What happens if the claimant wants to dispute the denial?
The claimant Medicare beneficiary has a statutory right to appeal Medicare’s denial. Presumably, the beneficiary or someone on their behalf will need to submit an appeal. The appeal would assert that the non-submit or evidence-based MSA was reasonable at the time of settlement. The outcome of this is uncertain as to date CMS has not routinely denied medical care in settlements involving non-submit and evidence-based MSAs.
If a non-submit MSA was utilized to settle a case does the payer have cause for concern?
If the payer provided some type of indemnification or guarantee or is otherwise open to liability for a failure to properly fund future medical, those provisions may be tested.
What about non-submit MSAs that could not be submitted because the CMS MSA review threshold was not met?
If CMS was to deny payment in these cases the Medicare beneficiary could rebut the denial based on the reasonableness of the MSA at the time of settlement and on the basis that there was no CMS WCMSA review process available to ascertain whether the amount appropriately addressed Medicare’s interests.
How does this affect my MSA program?
If you have a program that largely obtains CMS MSA approval when review thresholds are met, then Section 4.3 is not relevant except for MSAs that were under threshold. (However, I believe Section 4.3 targets settlements that meet CMS MSA review thresholds.)
On the other hand, if you have maintained a program that largely does not submit MSAs to CMS for approval, then the risk of MSA exhaustion and denial of injury-related medical is real.

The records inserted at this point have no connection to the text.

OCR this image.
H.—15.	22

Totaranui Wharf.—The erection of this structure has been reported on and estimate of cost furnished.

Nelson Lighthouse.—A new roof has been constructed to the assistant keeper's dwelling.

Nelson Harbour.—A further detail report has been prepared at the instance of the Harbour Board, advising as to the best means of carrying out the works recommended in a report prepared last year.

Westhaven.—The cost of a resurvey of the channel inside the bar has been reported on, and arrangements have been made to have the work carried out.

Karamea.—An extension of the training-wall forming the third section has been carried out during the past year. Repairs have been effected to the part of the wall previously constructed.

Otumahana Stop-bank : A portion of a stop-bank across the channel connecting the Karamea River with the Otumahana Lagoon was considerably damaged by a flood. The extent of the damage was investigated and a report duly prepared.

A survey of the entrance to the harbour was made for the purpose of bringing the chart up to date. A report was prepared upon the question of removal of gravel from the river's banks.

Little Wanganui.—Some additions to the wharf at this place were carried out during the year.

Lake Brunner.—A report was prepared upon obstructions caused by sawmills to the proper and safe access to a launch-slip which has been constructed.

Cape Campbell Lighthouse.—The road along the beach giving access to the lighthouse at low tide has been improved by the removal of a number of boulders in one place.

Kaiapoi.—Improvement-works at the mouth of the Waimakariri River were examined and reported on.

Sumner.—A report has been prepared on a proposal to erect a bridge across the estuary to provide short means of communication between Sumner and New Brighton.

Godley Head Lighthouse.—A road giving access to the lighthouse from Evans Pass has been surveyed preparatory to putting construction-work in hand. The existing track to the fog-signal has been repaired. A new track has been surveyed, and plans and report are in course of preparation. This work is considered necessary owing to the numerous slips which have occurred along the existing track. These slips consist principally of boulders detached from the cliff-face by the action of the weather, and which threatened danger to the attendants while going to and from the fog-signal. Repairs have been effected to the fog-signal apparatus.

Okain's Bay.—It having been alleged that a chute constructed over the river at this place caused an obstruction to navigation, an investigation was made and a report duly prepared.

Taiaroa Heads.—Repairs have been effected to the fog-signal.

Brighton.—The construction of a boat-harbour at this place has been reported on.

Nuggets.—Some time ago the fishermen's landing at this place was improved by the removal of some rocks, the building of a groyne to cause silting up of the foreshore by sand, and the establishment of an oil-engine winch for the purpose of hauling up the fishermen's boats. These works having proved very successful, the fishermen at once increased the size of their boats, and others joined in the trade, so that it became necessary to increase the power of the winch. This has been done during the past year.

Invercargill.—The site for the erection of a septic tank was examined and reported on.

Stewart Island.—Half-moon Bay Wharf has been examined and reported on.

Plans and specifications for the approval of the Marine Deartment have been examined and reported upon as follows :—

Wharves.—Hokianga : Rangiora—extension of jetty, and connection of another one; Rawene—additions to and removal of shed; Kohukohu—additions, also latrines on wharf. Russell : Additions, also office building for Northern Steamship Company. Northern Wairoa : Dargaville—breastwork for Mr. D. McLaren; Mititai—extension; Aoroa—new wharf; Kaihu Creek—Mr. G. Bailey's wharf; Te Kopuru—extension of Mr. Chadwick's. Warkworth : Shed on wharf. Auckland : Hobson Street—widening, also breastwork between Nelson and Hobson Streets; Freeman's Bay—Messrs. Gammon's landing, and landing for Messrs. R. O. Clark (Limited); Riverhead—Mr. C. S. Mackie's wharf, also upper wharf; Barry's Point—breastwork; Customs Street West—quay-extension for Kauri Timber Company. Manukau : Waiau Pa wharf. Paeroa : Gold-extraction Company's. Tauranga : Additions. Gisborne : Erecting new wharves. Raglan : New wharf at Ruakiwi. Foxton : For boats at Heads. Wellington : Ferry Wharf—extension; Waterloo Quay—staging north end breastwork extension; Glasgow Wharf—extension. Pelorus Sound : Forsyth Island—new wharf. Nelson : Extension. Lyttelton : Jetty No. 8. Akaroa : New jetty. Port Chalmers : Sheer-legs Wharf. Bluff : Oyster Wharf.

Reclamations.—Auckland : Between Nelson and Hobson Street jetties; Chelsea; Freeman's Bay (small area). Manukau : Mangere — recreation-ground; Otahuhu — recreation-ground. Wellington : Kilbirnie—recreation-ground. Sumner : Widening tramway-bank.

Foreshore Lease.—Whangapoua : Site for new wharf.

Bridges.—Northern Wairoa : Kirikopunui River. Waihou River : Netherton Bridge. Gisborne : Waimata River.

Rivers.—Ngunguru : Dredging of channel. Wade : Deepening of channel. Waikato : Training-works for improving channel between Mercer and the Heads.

Tower recommends taking a critical look at whether non-submit/evidence-based MSAs remain the best policy for you and the injured worker. Once plaintiff attorneys review this policy, they may not consider a non-CMS-approved MSA sufficient to protect their client’s access to Medicare for injury-related care in the future.
Cost-Effective CMS-Approved MSAs are Possible
The non-submit MSA route has usually been taken based on an assumption that all CMS-approved MSAs contain unrealistic allocations. While there are some of those, Tower has found that MSA costs can be contained so that a CMS-approved MSA can pave the way to settlement. We do this through a clear understanding of CMS’s MSA pricing methodology and knowing exactly what will lead to MSA increases or development letters that delay CMS MSA approval. Tower proactively obtains records and physician statements or works with our clients to do this so cases can be settled without concern that CMS may deny payment for future injury-related medical care.